Spanish stock market, stuck for the previous four days, it cannot be unblocked after mentions came to light late yesterday on Wall Street. The Ibex index faces stagnation for another day at 11,300 points, on the verge of highs since 2015.
Companies most sensitive to funding costs are among the laggards on Ibex following the Fed protocol, such as real estate companies. Marlin and utilities such as Endesa, Redeya and Enagas They try to avoid red numbers in their quotes.
Banks, on the other hand, are among those benefiting from the high interest rate scenario for a longer period of time. BBVA trying to gain a foothold above the level of 10 euros per share. Bankinter attacks the eight euro threshold, and Unicaja speeds up your progress.
This day sometimes sees an increase of more than 10% in companies with a continuous market such as Collected techniques. The engineering group is expanding its stock market growth as a reward for goals set in its new strategic plan, which include returning a dividend in 2026 and doubling its performance in 2028.
European shares failed to replicate Wall Street’s bullish momentum led by Nvidia. The technology sector has a much lower weight in European indices, and yesterday’s session included two indicators that could complicate the imminent start of rate cuts. The UK consumer price index was higher than expected, and the Fed minutes postponed debate on rate cuts. The pan-European Stoxx 600 index repeats another day just above 520 points.
European tech companies, and semiconductor manufacturers in particular, are riding the bullish wave that Nvidia is once again generating. Values like ASML, Infineon and STMicroelectronics they quote with a raise. Without the need for significant growth, bullish momentum is weighing heavily in European stocks such as Nordisk reach new historical records in the stock market. An Italian construction company experienced one of the largest corrections of the day. We are building. Its shares have fallen almost 10% at times in response to the issuance of convertible notes.
Companies with the largest market presence Oil accumulate a week of boring references to crude oil prices. The price of a barrel of Brent opens the door to a fourth straight session of decline. The Fed’s resistance to the start of rate cuts could affect demand for crude oil, with a barrel of Brent falling to $81. In the US, a West Texas barrel costs $77.
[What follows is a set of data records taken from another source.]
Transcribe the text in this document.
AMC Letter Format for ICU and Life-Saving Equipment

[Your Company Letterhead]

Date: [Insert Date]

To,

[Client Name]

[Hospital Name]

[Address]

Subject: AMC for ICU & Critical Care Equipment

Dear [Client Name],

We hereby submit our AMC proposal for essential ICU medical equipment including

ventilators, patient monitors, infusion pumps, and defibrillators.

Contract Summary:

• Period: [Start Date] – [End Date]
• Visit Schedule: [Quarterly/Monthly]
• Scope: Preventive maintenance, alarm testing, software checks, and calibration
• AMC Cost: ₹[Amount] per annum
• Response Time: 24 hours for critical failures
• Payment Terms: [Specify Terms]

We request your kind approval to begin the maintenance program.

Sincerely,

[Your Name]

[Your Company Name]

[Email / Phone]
Oil also does not benefit from bullish threats dollar. There are two weeks left before the ECB meeting. Euro The airbag fell above the $1.08 level. lb.for its part, consolidates the gains achieved yesterday with the help of the British consumer price index and after it became known about the progress in the elections in the United Kingdom.
One of the biggest victims of the aggressive tone of the Fed minutes was gold. The precious metal is moving away from historical records and falling to $2,360 per ounce. The cryptocurrency market offers more resistance today as bitcoin on the verge of $70,000 and aiming for Ethereum.